2) Users are divided into groups when they fill in the questionnaire. If the user is not logged into Zabang, or did not complete the survey, then the Search will work for that user as before, and no social search will apply, because we don't know who that user is.
3) Information about logged in users is collected regardless of whether they belong to any group yet, or not. In other words, the information about what a logged in user is looking for and what interests him - is being recorded for all logged in users. However, as long as the logged in user has not filled in the questionnaire, that information about the user is not used at all. As soon as the logged in user fills in the questionnaire, he is assigned to SIGs, and the data that was gathered about him starts being used by the system automatically, and is added to the data of other users belonging to the same social network. All the data gathered about users belonging to the same social network, help users to obtain relevant information for their social network.
4) Let's say a new user has just registered, and didn't have time do do any searches on Zabang, but he did fill in the questionnaire. As a result of that, the system will put him in the appropriate social network and will start showing him content that is potentially interesting to him, based only on his demographic data, and on the data gathered from other users from the same social network.
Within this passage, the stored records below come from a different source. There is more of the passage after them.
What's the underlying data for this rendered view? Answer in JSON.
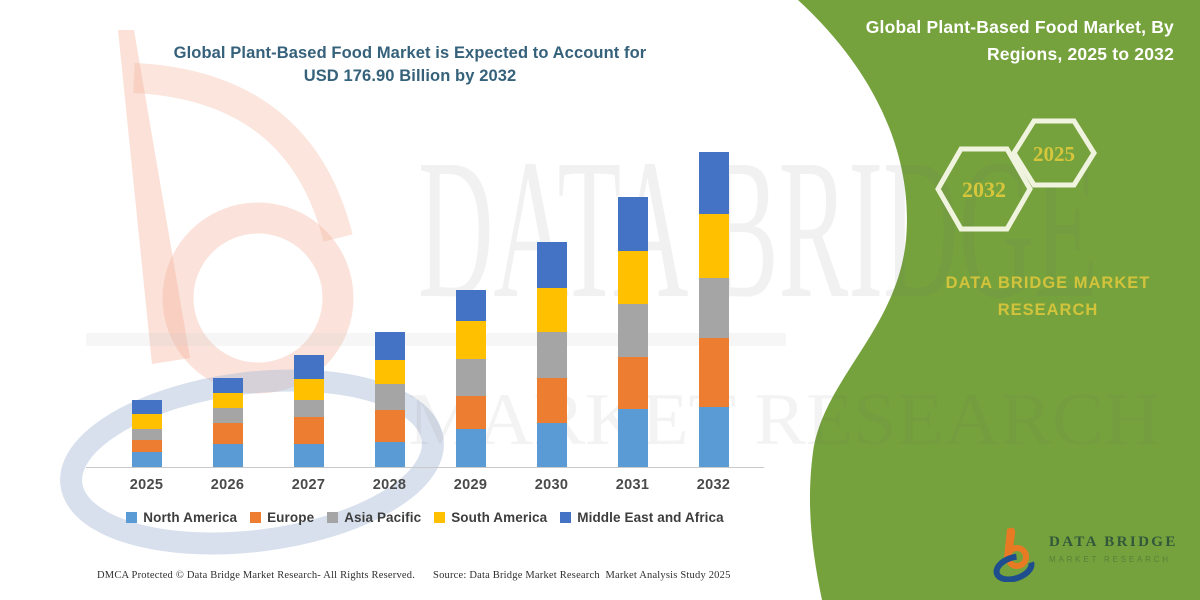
{
  "header": {
    "title_line1": "Global Plant-Based Food Market is Expected to Account for",
    "title_line2": "USD 176.90 Billion by 2032"
  },
  "side_panel": {
    "background_color": "#76a23d",
    "title_line1": "Global Plant-Based Food Market, By",
    "title_line2": "Regions, 2025 to 2032",
    "hexagons": [
      {
        "label": "2032"
      },
      {
        "label": "2025"
      }
    ],
    "hexagon_label_color": "#d5c63c",
    "brand_line1": "DATA BRIDGE MARKET",
    "brand_line2": "RESEARCH",
    "brand_color": "#d2c33c"
  },
  "logo": {
    "name": "DATA BRIDGE",
    "subtitle": "MARKET RESEARCH",
    "b_color": "#e87a24",
    "swoosh_color": "#1f4e8f"
  },
  "watermark": {
    "line1": "DATA BRIDGE",
    "line2": "MARKET RESEARCH"
  },
  "footer": {
    "dmca": "DMCA Protected © Data Bridge Market Research-  All Rights Reserved.",
    "source": "Source: Data Bridge Market Research  Market Analysis Study 2025"
  },
  "chart_data": {
    "type": "bar",
    "stacked": true,
    "title": "Global Plant-Based Food Market is Expected to Account for USD 176.90 Billion by 2032",
    "value_unit": "USD Billion",
    "total_2032": 176.9,
    "legend_position": "bottom",
    "y_axis_visible": false,
    "grid": false,
    "categories": [
      "2025",
      "2026",
      "2027",
      "2028",
      "2029",
      "2030",
      "2031",
      "2032"
    ],
    "series": [
      {
        "name": "North America",
        "color": "#5b9bd5",
        "values": [
          8.5,
          13.1,
          13.1,
          14.2,
          21.6,
          24.5,
          32.4,
          33.6
        ]
      },
      {
        "name": "Europe",
        "color": "#ed7d31",
        "values": [
          6.8,
          11.4,
          15.1,
          18.0,
          18.2,
          25.6,
          29.6,
          38.7
        ]
      },
      {
        "name": "Asia Pacific",
        "color": "#a5a5a5",
        "values": [
          6.3,
          8.5,
          9.4,
          14.2,
          21.1,
          25.6,
          29.6,
          34.1
        ]
      },
      {
        "name": "South America",
        "color": "#ffc000",
        "values": [
          8.5,
          8.5,
          11.9,
          13.7,
          21.1,
          25.0,
          29.6,
          35.8
        ]
      },
      {
        "name": "Middle East and Africa",
        "color": "#4472c4",
        "values": [
          7.4,
          8.5,
          13.6,
          15.7,
          17.6,
          25.6,
          30.2,
          34.7
        ]
      }
    ],
    "estimated_totals": [
      37.5,
      50.0,
      63.1,
      75.8,
      99.6,
      126.3,
      151.4,
      176.9
    ]
  }
}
5) The search results that users from a specific social network are visiting - determine what search results are considered as being more relevant for that social network. Over time, the system learns that certain search results get a lot more hits than others, which means that users from that social network are primarily interested in some results, and not interested as much in others. The results that are of a higher interest to that social network are pushed up for all members of that social network when searching for specific keywords.
6) The social network updates and distribution occurs once per hour, and is triggered by one of the cron jobs, as described in point 1 from above.
7) In order to start testing the social network, it is desirable to attract about 362 users or more to fill in our questionnaire. After that, they should be actively using the Zabang search. At that point, the social network and machine learning system that we developed will work at their full capacity and will work at its best.
It has been a lot of work, but it is getting there underneath the shell.